A century later, the English physiologist S
tephen Hales showed that plants build their substance in great part from a material more ethereal than water—namely, air. Half a century later, the Dutch physician Jan Ingen-Housz identified the nourishing ingredient in air as carbon dioxide. He also demonstrated that a plant does not absorb carbon dioxide in the dark; it needs light (the photo of photosynthesis). Meanwhile Priestley, the discoverer of oxygen, had learned that green plants give off oxygen. And, in 1804, the Swiss chemist Nicholas Theodore de Saussure proved that water is incorporated in plant tissue, as Van Helmont had suggested.

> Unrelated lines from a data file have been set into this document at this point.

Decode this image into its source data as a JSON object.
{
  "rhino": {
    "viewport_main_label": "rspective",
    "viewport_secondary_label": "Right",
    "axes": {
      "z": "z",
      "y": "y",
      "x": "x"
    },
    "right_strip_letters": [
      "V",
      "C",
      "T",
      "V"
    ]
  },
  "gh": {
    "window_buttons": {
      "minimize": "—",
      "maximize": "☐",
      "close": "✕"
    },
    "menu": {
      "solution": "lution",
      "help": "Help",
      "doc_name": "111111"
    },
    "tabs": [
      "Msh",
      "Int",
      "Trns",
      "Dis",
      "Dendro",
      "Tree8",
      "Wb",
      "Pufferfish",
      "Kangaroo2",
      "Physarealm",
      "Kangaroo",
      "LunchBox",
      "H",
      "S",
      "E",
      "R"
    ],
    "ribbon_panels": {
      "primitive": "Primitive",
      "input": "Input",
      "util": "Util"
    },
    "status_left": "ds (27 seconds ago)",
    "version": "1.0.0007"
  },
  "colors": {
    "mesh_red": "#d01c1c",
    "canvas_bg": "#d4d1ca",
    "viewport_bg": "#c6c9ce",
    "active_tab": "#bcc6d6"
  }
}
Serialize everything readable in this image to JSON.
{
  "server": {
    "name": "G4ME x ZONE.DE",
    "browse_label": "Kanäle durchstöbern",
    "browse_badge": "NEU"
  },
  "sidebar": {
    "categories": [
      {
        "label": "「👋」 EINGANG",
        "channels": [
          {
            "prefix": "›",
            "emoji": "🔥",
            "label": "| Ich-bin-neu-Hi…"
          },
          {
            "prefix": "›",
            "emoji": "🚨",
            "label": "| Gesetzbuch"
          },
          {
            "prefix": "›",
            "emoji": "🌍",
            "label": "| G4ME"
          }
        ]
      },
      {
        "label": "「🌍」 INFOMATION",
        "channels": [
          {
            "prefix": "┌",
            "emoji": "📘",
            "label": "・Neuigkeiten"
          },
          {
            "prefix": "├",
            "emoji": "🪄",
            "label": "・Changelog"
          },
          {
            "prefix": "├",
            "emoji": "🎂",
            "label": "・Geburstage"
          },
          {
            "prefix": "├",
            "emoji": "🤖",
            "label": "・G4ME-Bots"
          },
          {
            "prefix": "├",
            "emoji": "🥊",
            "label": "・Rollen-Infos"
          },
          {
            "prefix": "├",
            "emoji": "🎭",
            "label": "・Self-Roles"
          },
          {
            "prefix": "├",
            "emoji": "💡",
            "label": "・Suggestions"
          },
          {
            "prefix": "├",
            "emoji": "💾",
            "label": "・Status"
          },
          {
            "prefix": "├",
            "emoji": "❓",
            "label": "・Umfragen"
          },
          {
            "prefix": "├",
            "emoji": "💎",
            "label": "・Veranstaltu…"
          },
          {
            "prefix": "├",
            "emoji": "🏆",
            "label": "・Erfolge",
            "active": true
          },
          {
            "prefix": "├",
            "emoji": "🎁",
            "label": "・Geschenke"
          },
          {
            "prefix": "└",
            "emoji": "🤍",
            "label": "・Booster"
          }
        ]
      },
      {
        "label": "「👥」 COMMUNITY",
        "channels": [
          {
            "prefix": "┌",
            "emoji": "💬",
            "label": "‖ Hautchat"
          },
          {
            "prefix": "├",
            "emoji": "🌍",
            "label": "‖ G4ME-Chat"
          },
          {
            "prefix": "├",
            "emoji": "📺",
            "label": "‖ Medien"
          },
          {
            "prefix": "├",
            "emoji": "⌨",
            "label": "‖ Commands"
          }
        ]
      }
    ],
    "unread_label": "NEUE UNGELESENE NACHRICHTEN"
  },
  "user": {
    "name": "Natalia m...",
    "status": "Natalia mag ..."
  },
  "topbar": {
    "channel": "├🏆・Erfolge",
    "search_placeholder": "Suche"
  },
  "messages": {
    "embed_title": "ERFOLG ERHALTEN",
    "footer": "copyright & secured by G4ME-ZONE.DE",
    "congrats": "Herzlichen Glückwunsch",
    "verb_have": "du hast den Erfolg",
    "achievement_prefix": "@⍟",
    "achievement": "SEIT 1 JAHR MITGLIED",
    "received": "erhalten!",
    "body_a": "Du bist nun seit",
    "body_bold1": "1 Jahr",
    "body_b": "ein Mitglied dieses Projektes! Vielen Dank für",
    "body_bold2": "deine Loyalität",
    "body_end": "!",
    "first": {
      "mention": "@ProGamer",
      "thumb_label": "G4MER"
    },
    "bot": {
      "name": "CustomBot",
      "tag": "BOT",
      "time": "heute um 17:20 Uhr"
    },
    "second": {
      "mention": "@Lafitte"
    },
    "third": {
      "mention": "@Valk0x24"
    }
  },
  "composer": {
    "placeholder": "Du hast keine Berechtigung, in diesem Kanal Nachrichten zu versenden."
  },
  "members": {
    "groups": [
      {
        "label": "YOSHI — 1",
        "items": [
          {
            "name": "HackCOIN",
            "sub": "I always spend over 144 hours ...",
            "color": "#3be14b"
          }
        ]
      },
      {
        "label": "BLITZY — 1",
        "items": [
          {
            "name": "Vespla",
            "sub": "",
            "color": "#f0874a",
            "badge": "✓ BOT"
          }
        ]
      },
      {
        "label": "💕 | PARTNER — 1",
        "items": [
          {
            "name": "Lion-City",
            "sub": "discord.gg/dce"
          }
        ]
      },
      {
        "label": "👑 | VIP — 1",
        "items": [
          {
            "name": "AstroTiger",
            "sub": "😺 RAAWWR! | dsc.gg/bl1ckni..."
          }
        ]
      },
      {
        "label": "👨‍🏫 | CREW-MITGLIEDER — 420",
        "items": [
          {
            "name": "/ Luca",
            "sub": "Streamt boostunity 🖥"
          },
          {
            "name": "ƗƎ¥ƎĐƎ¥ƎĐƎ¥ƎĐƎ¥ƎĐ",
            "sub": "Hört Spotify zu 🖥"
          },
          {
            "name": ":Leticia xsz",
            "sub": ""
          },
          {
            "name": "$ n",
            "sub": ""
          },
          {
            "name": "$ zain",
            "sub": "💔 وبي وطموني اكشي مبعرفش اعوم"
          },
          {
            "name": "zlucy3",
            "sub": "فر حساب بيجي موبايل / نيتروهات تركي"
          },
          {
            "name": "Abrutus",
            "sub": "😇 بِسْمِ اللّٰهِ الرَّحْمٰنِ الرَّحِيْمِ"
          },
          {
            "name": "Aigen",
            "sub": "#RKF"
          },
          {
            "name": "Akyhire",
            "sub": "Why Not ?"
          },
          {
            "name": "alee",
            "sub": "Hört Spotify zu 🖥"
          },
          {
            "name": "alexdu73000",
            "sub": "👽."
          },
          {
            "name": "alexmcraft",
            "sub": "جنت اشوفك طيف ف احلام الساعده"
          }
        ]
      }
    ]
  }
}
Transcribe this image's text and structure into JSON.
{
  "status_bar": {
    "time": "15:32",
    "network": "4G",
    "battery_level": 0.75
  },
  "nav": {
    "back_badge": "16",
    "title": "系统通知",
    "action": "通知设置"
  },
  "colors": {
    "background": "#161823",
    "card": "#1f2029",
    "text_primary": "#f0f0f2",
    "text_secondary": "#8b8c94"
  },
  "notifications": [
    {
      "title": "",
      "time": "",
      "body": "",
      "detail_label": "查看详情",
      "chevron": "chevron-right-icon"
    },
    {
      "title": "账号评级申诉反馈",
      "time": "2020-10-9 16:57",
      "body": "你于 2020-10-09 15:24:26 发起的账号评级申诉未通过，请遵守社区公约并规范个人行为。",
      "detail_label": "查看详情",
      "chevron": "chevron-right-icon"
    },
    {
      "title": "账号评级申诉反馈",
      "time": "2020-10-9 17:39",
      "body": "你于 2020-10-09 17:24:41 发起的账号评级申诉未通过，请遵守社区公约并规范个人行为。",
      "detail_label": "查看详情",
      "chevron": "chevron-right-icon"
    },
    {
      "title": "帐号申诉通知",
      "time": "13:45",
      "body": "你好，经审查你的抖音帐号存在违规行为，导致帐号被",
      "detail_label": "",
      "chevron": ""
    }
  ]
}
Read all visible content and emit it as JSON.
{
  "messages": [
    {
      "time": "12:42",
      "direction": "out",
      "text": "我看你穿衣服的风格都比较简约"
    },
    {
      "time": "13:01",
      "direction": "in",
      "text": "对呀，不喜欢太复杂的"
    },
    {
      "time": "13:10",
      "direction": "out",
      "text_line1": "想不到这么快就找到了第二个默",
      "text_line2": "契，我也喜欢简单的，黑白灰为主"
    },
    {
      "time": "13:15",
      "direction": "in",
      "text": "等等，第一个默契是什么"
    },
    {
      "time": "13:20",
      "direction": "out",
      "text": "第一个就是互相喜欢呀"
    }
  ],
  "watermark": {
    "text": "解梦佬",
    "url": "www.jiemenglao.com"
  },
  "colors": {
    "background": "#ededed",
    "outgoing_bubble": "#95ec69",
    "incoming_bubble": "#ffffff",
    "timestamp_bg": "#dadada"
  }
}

The next important contribution came in the 1850s, when the French mining engineer Jean Baptiste Boussingault grew plants in soil completely free of organic matter. He showed, in this way, that plants can obtain their carbon from atmospheric carbon dioxide only. On the other hand, plants would not grow in soil free of nitrogen compounds: hence, they derive their nitrogen from the soil, and atmospheric nitrogen is not utilized (except, as it turned out, by certain bacteria). From Boussingault’s time, it became apparent that the service of soil as direct nourishment for the plant was confined to certain inorganic salts, such as nitrates and phosphates. It is these ingredients that organic fertilizers (such as manure) add to soil. Chemists began to advocate the addition of chemical fertilizers, which served the purpose excellently and eliminated noisome odors as well as decreasing the dangers of infection and disease, much of which could be traced to the farm’s manure pile.